DEEP FOREST/幻影の構成

読書記録。週2冊更新。A:とても面白い B:面白い or ふつう C:つまらない D:読むのが有害

雑喉潤『三国志と日本人』B、片岡義男『スローなブギにしてくれ』B+

【最近読んだ本】

雑喉潤『三国志と日本人』(講談社現代新書、2002年)B

 日本における三国志の受容を紹介した本。太平記八犬伝への三国志の引用、吉川英治版における史実と創作の比較などを紹介してなかなか面白いが、読んでいるとただネタを並べて見せているだけな感じにはなってくる。

 あと、花田清輝(1909-1974)が大好きらしいということはわかった。花田清輝のところだけやたら饒舌になるのだ。
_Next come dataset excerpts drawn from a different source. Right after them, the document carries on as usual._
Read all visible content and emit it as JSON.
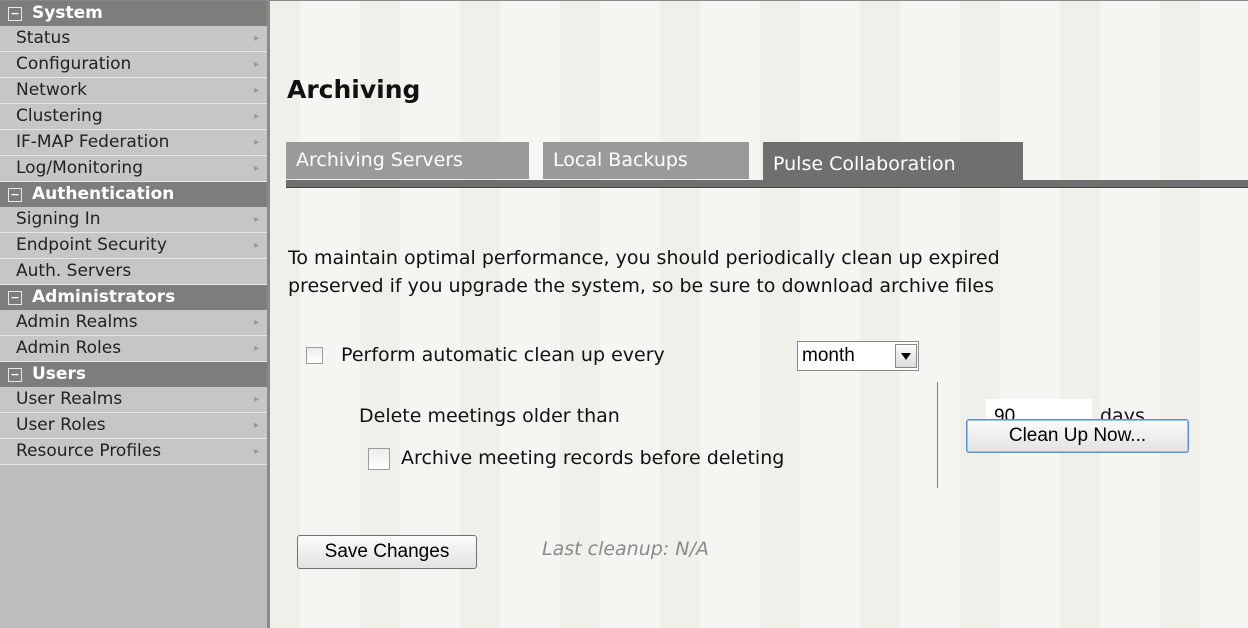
{
  "sidebar": {
    "sections": [
      {
        "title": "System",
        "items": [
          {
            "label": "Status",
            "arrow": true
          },
          {
            "label": "Configuration",
            "arrow": true
          },
          {
            "label": "Network",
            "arrow": true
          },
          {
            "label": "Clustering",
            "arrow": true
          },
          {
            "label": "IF-MAP Federation",
            "arrow": true
          },
          {
            "label": "Log/Monitoring",
            "arrow": true
          }
        ]
      },
      {
        "title": "Authentication",
        "items": [
          {
            "label": "Signing In",
            "arrow": true
          },
          {
            "label": "Endpoint Security",
            "arrow": true
          },
          {
            "label": "Auth. Servers",
            "arrow": false
          }
        ]
      },
      {
        "title": "Administrators",
        "items": [
          {
            "label": "Admin Realms",
            "arrow": true
          },
          {
            "label": "Admin Roles",
            "arrow": true
          }
        ]
      },
      {
        "title": "Users",
        "items": [
          {
            "label": "User Realms",
            "arrow": true
          },
          {
            "label": "User Roles",
            "arrow": true
          },
          {
            "label": "Resource Profiles",
            "arrow": true
          }
        ]
      }
    ],
    "collapse_glyph": "−",
    "arrow_glyph": "▸"
  },
  "page": {
    "title": "Archiving",
    "tabs": [
      {
        "label": "Archiving Servers",
        "active": false
      },
      {
        "label": "Local Backups",
        "active": false
      },
      {
        "label": "Pulse Collaboration",
        "active": true
      }
    ],
    "description_line1": "To maintain optimal performance, you should periodically clean up expired",
    "description_line2": "preserved if you upgrade the system, so be sure to download archive files"
  },
  "cleanup": {
    "auto_label": "Perform automatic clean up every",
    "auto_checked": false,
    "interval_value": "month",
    "delete_label": "Delete meetings older than",
    "days_value": "90",
    "days_unit": "days",
    "archive_label": "Archive meeting records before deleting",
    "archive_checked": false,
    "clean_now_label": "Clean Up Now...",
    "save_label": "Save Changes",
    "last_cleanup": "Last cleanup: N/A"
  }
}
花田清輝など、いまの我々にはいまいちすごさがわからないが、やはり同時代の人(著者は1929年生)には相当なスターだったのだろう。森毅(1928-2010)も『いきあたりばったり文学談義』などでかなり語っていたし。

 一方で、漫画にはほとんど興味がないらしいのもわかった。蒼天航路などひとこと触れるだけであるし。まあ年齢的には仕方ないのかもしれない。

 なぜ、他の時代に比較して三国志がこんなにも人気があるのかとか、吉川英治による三国志イメージの不可逆なまでの変容とか、色々気になるところはあったのだがそのあたりの考察はない。

 

片岡義男『スローなブギにしてくれ』(角川文庫、1979年)B+

 片岡義男を初めて読んだのだが、意外に面白い。

 無駄のない文体で、人物の背景も最低限しか説明しないせいで、昭和の日本という感覚はうすい。どこか時間から切り離されたところで繰り広げられているような、寓話の一歩手前のような感じの読みごこちである。

 表題作は、高速道路でネコと一緒に捨てられた少女を拾った少年が、その女性と同棲を始める話である。その少女はネコ好きで次々に子ネコを拾ってくるのだが、一向に世話をする気配はなく、怒った少年はあるときドライブの帰り、車の窓から次々にネコを捨ててしまう。悲しんだ少女は姿を消し、少年はバーで飲んだくれるが、彼女は帰ってきて、お祝いをしようというバーテンダーに「スローなブギにしてくれ」と言う……

 正直、作品のメッセージは何かとか、ネコがかわいそうではないかとか、なんでスローなブギなんだとか、さっぱりわからないのだが、ただ起こったことが並べられていく感覚は新鮮ではある。解説の三浦浩はハードボイルドとして評価しながら、それよりは散文詩が近いかもしれない、と形容していたがそうかもしれない。

 他の作品も色々読んでみたくなった。